Aus der Fallsammlung der Norddeutschen Schlichtungsstelle
Im Weiteren wird von der sonst üblichen Form der Darstellung abgewichen, um einen Überblick über die Probleme im Zusammenhang mit Ohrspülungen zu geben. Auch wenn es sich um vergleichsweise wenig invasive Eingriffe handelt, können die Folgen für die Lebensführung der Patienten doch beachtlich sein.
Fall 1
Bei einer Patientin erfolgte in einer Hausarztpraxis wegen einer Behinderung im Ohr eine Untersuchung, bei der ein Ohrpfropf festgestellt wurde. Daraufhin begann die Arzthelferin, mit einer Ohrspritze den Gehörgang zu spülen.

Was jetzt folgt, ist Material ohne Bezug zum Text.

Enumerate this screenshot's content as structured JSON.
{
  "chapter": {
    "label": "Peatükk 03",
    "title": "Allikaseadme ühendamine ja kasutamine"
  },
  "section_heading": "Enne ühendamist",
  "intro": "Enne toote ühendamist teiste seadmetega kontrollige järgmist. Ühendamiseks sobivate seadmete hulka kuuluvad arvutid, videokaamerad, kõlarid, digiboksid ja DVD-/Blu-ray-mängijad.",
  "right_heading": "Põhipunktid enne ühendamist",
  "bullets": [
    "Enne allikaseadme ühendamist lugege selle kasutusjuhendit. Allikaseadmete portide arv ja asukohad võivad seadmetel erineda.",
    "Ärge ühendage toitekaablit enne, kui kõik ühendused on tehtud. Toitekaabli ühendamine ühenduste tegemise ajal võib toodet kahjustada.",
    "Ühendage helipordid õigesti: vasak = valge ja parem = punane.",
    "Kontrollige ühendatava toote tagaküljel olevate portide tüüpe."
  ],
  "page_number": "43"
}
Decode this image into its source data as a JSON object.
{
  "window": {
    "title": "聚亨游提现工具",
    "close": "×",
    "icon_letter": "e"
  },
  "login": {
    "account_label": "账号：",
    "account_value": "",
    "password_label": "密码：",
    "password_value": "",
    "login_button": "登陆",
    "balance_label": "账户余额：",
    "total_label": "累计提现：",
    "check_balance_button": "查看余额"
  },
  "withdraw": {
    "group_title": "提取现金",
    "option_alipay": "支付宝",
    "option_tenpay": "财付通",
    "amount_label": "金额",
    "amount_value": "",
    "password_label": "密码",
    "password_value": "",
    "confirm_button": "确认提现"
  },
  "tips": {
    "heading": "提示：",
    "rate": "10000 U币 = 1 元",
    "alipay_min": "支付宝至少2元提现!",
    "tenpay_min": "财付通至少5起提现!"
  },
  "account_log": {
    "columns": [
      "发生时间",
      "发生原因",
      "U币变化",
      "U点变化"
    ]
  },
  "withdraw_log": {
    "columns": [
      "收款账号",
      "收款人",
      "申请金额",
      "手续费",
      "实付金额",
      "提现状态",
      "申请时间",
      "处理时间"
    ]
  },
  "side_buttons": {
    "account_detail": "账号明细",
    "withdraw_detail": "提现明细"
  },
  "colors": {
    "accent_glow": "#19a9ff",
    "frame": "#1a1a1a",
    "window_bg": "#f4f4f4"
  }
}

Die Hausärztin berichtet, dass durch einen Bedienfehler mit anschließender Schreckreaktion ihrer Mitarbeiterin der Gehörgang oberflächlich verletzt worden sei. Die Mitarbeiterin schildert in einer Stellungnahme, dass beim Spülen der rechten Seite der Kolben durch den Druck vom Gewinde nach hinten weggeflogen sei, wobei ein nicht übermäßig lautes Geräusch entstanden sei, etwa 20 cm vom Ohr entfernt. Anschließend sei der Gehörgang blutig gewesen, da eine Ohrenspritze mit spitzem Aufsatz verwendet worden sei.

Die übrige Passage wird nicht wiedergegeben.